On the sentencing issues, the appellate court found no prejudice from counsel’s mistaken belief that Wisconsin law required consecutive sentencing. Even if counsel’s performance was deficient, the trial court explicitly stated at the postconviction hearing that it intended to impose a consecutive sentence based on offense seriousness and deterrent purposes, and that counsel’s erroneous assertion “didn’t play a factor” in its decision. Additionally, counsel had actually argued for a stayed-and-imposed sentence with probation—functionally similar to concurrent sentencing—which the court rejected. The court also rejected Johnson’s argument that the trial judge was required to provide a separate, explicit statement explaining why it chose consecutive rather than concurrent sentencing. While trial courts must explain relevant sentencing factors on the record, no distinct articulation of the consecutive-versus-concurrent choice is mandated by Wisconsin law.

Key Takeaways

  • Pro se defendants must demonstrate only “minimal competence” to conduct their own defense, not legal expertise. Trial courts have broad discretion in assessing competency, reviewed under a clearly erroneous standard.
  • A defendant asserting an insanity/NGI defense bears the burden of proving by greater weight of evidence that he lacked capacity to conform conduct to law or appreciate wrongfulness. Expert testimony is not indispensable but is strongly favored; conviction based solely on defendant testimony is permitted only in exceptional cases with extraordinary facts.
  • Merely describing mental illness symptoms does not satisfy an insanity defense; the defendant must establish an evidentiary link between symptoms and the specific incapacity alleged.
  • Ineffective assistance claims at sentencing require showing both deficient performance and prejudice (reasonable probability of different outcome). Even if counsel errs about sentencing options, if the trial court would have imposed the same sentence anyway, no prejudice exists.
  • Trial courts need not provide a separate statement explaining the choice of consecutive over concurrent sentencing; they must only explain relevant factors generally on the record.

Why It Matters

This decision reinforces Wisconsin’s permissive standard for pro se self-representation, requiring only that trial judges determine a defendant possesses minimal competence—a lower bar than full legal knowledge. The decision provides important guidance on bifurcated insanity trials, establishing that while expert testimony is not absolutely required, defendants who proceed without it face a high evidentiary burden. The court’s holding that merely experiencing mental illness symptoms is insufficient—absent explanation of how those symptoms impaired specific capacities—protects the integrity of the insanity defense against conclusory testimony.

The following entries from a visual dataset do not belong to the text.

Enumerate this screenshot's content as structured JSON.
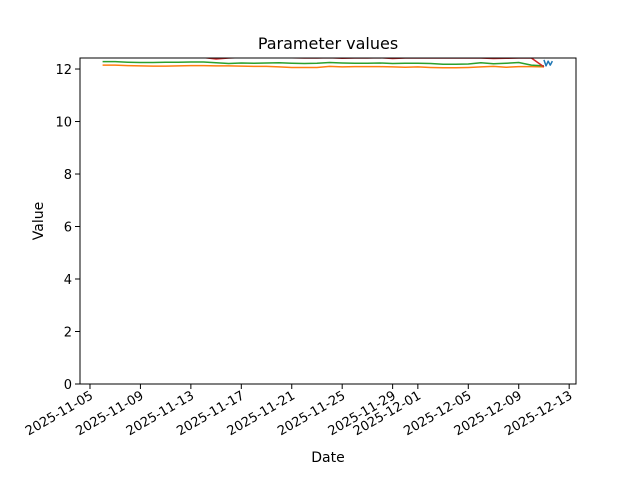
{
  "chart_data": {
    "type": "line",
    "title": "Parameter values",
    "x_label": "Date",
    "y_label": "Value",
    "xlim": [
      "2025-11-04T05:00",
      "2025-12-13T13:00"
    ],
    "xticks": [
      "2025-11-05",
      "2025-11-09",
      "2025-11-13",
      "2025-11-17",
      "2025-11-21",
      "2025-11-25",
      "2025-11-29",
      "2025-12-01",
      "2025-12-05",
      "2025-12-09",
      "2025-12-13"
    ],
    "ylim": [
      0,
      12.42
    ],
    "yticks": [
      0,
      2,
      4,
      6,
      8,
      10,
      12
    ],
    "series": [
      {
        "color": "#1f77b4",
        "x": [
          "2025-12-11T00:00",
          "2025-12-11T04:00",
          "2025-12-11T08:00",
          "2025-12-11T12:00",
          "2025-12-11T16:00"
        ],
        "values": [
          12.35,
          12.12,
          12.3,
          12.15,
          12.3
        ]
      },
      {
        "color": "#ff7f0e",
        "x": [
          "2025-11-06",
          "2025-11-07",
          "2025-11-08",
          "2025-11-09",
          "2025-11-10",
          "2025-11-11",
          "2025-11-12",
          "2025-11-13",
          "2025-11-14",
          "2025-11-15",
          "2025-11-16",
          "2025-11-17",
          "2025-11-18",
          "2025-11-19",
          "2025-11-20",
          "2025-11-21",
          "2025-11-22",
          "2025-11-23",
          "2025-11-24",
          "2025-11-25",
          "2025-11-26",
          "2025-11-27",
          "2025-11-28",
          "2025-11-29",
          "2025-11-30",
          "2025-12-01",
          "2025-12-02",
          "2025-12-03",
          "2025-12-04",
          "2025-12-05",
          "2025-12-06",
          "2025-12-07",
          "2025-12-08",
          "2025-12-09",
          "2025-12-10",
          "2025-12-11"
        ],
        "values": [
          12.15,
          12.15,
          12.13,
          12.12,
          12.11,
          12.11,
          12.12,
          12.13,
          12.13,
          12.12,
          12.12,
          12.11,
          12.1,
          12.1,
          12.08,
          12.06,
          12.06,
          12.06,
          12.1,
          12.08,
          12.09,
          12.09,
          12.09,
          12.08,
          12.07,
          12.08,
          12.06,
          12.05,
          12.05,
          12.06,
          12.08,
          12.1,
          12.07,
          12.09,
          12.09,
          12.08
        ]
      },
      {
        "color": "#2ca02c",
        "x": [
          "2025-11-06",
          "2025-11-07",
          "2025-11-08",
          "2025-11-09",
          "2025-11-10",
          "2025-11-11",
          "2025-11-12",
          "2025-11-13",
          "2025-11-14",
          "2025-11-15",
          "2025-11-16",
          "2025-11-17",
          "2025-11-18",
          "2025-11-19",
          "2025-11-20",
          "2025-11-21",
          "2025-11-22",
          "2025-11-23",
          "2025-11-24",
          "2025-11-25",
          "2025-11-26",
          "2025-11-27",
          "2025-11-28",
          "2025-11-29",
          "2025-11-30",
          "2025-12-01",
          "2025-12-02",
          "2025-12-03",
          "2025-12-04",
          "2025-12-05",
          "2025-12-06",
          "2025-12-07",
          "2025-12-08",
          "2025-12-09",
          "2025-12-10",
          "2025-12-11"
        ],
        "values": [
          12.28,
          12.28,
          12.26,
          12.25,
          12.25,
          12.26,
          12.26,
          12.27,
          12.27,
          12.24,
          12.21,
          12.23,
          12.22,
          12.23,
          12.24,
          12.22,
          12.21,
          12.22,
          12.25,
          12.23,
          12.22,
          12.22,
          12.23,
          12.21,
          12.22,
          12.22,
          12.21,
          12.18,
          12.18,
          12.19,
          12.24,
          12.2,
          12.22,
          12.25,
          12.15,
          12.12
        ]
      },
      {
        "color": "#d62728",
        "x": [
          "2025-11-06",
          "2025-11-07",
          "2025-11-08",
          "2025-11-09",
          "2025-11-10",
          "2025-11-11",
          "2025-11-12",
          "2025-11-13",
          "2025-11-14",
          "2025-11-15",
          "2025-11-16",
          "2025-11-17",
          "2025-11-18",
          "2025-11-19",
          "2025-11-20",
          "2025-11-21",
          "2025-11-22",
          "2025-11-23",
          "2025-11-24",
          "2025-11-25",
          "2025-11-26",
          "2025-11-27",
          "2025-11-28",
          "2025-11-29",
          "2025-11-30",
          "2025-12-01",
          "2025-12-02",
          "2025-12-03",
          "2025-12-04",
          "2025-12-05",
          "2025-12-06",
          "2025-12-07",
          "2025-12-08",
          "2025-12-09",
          "2025-12-10",
          "2025-12-11"
        ],
        "values": [
          12.45,
          12.45,
          12.44,
          12.44,
          12.45,
          12.45,
          12.44,
          12.44,
          12.44,
          12.38,
          12.42,
          12.44,
          12.45,
          12.44,
          12.44,
          12.43,
          12.42,
          12.42,
          12.43,
          12.41,
          12.42,
          12.42,
          12.43,
          12.4,
          12.42,
          12.42,
          12.42,
          12.42,
          12.42,
          12.42,
          12.42,
          12.4,
          12.41,
          12.42,
          12.42,
          12.08
        ]
      }
    ]
  }
}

The opinion also clarifies Wisconsin’s approach to consecutive sentencing review. By rejecting a requirement for separate articulation of why sentences should run consecutively versus concurrently, the court eases sentencing procedures while maintaining accountability through its requirement that trial courts explain relevant factors generally. The holding on ineffective assistance illustrates that even clear counsel errors may not warrant resentencing if the outcome would have been the same—a practical application of Strickland’s prejudice requirement that focuses on whether the error actually changed the result, not merely whether it violated proper procedure.